Roberson began The Afiya Center to challenge how Black women’s stories and narratives are being told. The Afiya Center amplifies stories of Black women in regard to maternal mortality, abortions, HIV stigmas, experiences of transgender women and non-binary people, and other reproductive justice issues.
“The reproductive justice movement allows us to say Black Lives Matter, because Black lives do matter,” Roberson said. “It is racism that is killing Black women.”
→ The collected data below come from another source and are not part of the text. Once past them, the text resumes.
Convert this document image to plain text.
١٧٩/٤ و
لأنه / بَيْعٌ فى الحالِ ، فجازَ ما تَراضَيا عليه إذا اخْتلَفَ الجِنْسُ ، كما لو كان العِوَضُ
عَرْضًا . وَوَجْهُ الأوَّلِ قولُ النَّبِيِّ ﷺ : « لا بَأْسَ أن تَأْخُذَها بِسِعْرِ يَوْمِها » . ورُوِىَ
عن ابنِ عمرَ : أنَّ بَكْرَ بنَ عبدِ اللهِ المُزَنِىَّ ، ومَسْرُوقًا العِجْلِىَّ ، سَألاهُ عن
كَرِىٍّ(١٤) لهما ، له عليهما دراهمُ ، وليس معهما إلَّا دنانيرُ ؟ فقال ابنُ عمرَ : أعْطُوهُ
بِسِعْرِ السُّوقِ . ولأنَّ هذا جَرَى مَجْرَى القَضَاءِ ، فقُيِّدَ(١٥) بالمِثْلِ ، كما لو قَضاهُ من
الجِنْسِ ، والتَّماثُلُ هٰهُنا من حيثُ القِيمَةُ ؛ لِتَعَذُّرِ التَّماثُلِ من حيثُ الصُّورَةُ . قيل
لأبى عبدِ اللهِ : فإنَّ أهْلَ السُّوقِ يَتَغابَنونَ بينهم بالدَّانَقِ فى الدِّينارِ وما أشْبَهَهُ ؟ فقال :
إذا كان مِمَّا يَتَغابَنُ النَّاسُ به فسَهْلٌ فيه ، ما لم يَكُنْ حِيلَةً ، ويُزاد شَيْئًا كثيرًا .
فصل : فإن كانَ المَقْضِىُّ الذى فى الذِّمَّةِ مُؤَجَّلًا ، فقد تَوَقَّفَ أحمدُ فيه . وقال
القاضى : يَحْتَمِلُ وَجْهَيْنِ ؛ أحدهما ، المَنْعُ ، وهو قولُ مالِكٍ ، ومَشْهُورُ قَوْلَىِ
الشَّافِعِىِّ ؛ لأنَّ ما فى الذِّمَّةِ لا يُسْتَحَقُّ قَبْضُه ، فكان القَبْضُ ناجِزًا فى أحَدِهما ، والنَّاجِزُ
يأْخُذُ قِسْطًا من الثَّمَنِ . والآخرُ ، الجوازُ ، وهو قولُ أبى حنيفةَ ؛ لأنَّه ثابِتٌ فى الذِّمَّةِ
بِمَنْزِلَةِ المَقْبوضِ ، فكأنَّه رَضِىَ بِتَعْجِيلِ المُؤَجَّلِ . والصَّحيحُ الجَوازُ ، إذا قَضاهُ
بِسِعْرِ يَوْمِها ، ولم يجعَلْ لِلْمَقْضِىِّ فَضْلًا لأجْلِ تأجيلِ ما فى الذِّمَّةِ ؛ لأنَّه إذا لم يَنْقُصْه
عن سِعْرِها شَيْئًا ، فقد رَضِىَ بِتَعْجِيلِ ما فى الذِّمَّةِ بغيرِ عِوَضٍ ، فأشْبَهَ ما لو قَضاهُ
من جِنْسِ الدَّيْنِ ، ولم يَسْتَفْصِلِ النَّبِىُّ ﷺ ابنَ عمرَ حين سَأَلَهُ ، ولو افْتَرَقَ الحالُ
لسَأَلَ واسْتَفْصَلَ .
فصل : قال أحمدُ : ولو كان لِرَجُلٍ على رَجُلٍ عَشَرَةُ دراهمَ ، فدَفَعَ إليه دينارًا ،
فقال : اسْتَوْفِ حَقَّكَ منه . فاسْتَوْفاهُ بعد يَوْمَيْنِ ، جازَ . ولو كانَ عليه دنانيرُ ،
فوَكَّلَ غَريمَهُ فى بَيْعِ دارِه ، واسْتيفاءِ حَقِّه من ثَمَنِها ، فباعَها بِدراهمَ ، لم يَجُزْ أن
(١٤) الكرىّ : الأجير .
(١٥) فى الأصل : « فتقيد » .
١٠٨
Reproductive injustice also affects undocumented immigrants, especially those in immigration detention centers.
“Pregnant people in detention — their bodies are basically used against them as a credulous to deter immigration,” Rachel Fabi, an assistant professor of Bioethics and Humanities at SUNY Upstate Medical University who researches immigrant health, said. “[This] manifests as people being denied abortions when they want them, and forced to carry children to term.”
In 2017, the Office of Refugee Resettlement (ORR) under Trump’s administration prevented teenage immigrants held in U.S. custody from receiving abortions. Fabi explained that many of these minors had unwanted pregnancies as a result of rape or sexual assault during their journey from their home countries, but they were coerced into keeping the pregnancy. In September 2020, the ORR reversed this policy after facing three years of litigation from the American Civil Liberties Union.
“It [also] happens to teens or pregnant people being denied prenatal care when they do want to carry a fetus to term.” Fabi said.
In 2017, a coalition of immigrant and refugee rights groups filed a complaint against the Department of Homeland Security after hundreds of pregnant women entered immigration detention centers in just months. The complaint calls for proper prenatal care and care after miscarriages, after several women reported not receiving this care.
Fabi also emphasized that immigrant detention centers are not the appropriate environment to raise children in, as threats of deportation can cause excessive stress for children of undocumented immigrants. Often, parents have left their home country in hopes to raise their children in a safer environment, but United States immigration policies continue to put stressors on families by keeping them in detention centers or threatening them with deportation.
Moreover, most undocumented immigrants cannot get insurance, but they may be able to receive some emergency services in some states if they are pregnant.
“People need to work more closely with community organizations to figure out what are the broad issues and concerns of a community, so that we can develop systems of care that are based on what communities’ needs are,” Davis said.
While reproductive rights have often focused on the right to abortions, the reproductive justice movement and BIPOC are advocating for widespread abortion access and maternity care that their communities need.
During the year of 2019, many states began to introduce abortion bans that undoubtedly affect women of color the most. Between 2011 and 2019, nearly 500 abortion restrictions were introduced across the country. Nearly 400 of those were in 2019 alone, with the intent to create a case for the Supreme Court. Biden signed a memorandum that allows abortions funds to go to foreign-aid groups, but the Hyde Amendment remains until the Senate takes legislative action. The United States has a history of disrespecting the autonomy of women of color, but it’s time to listen to them.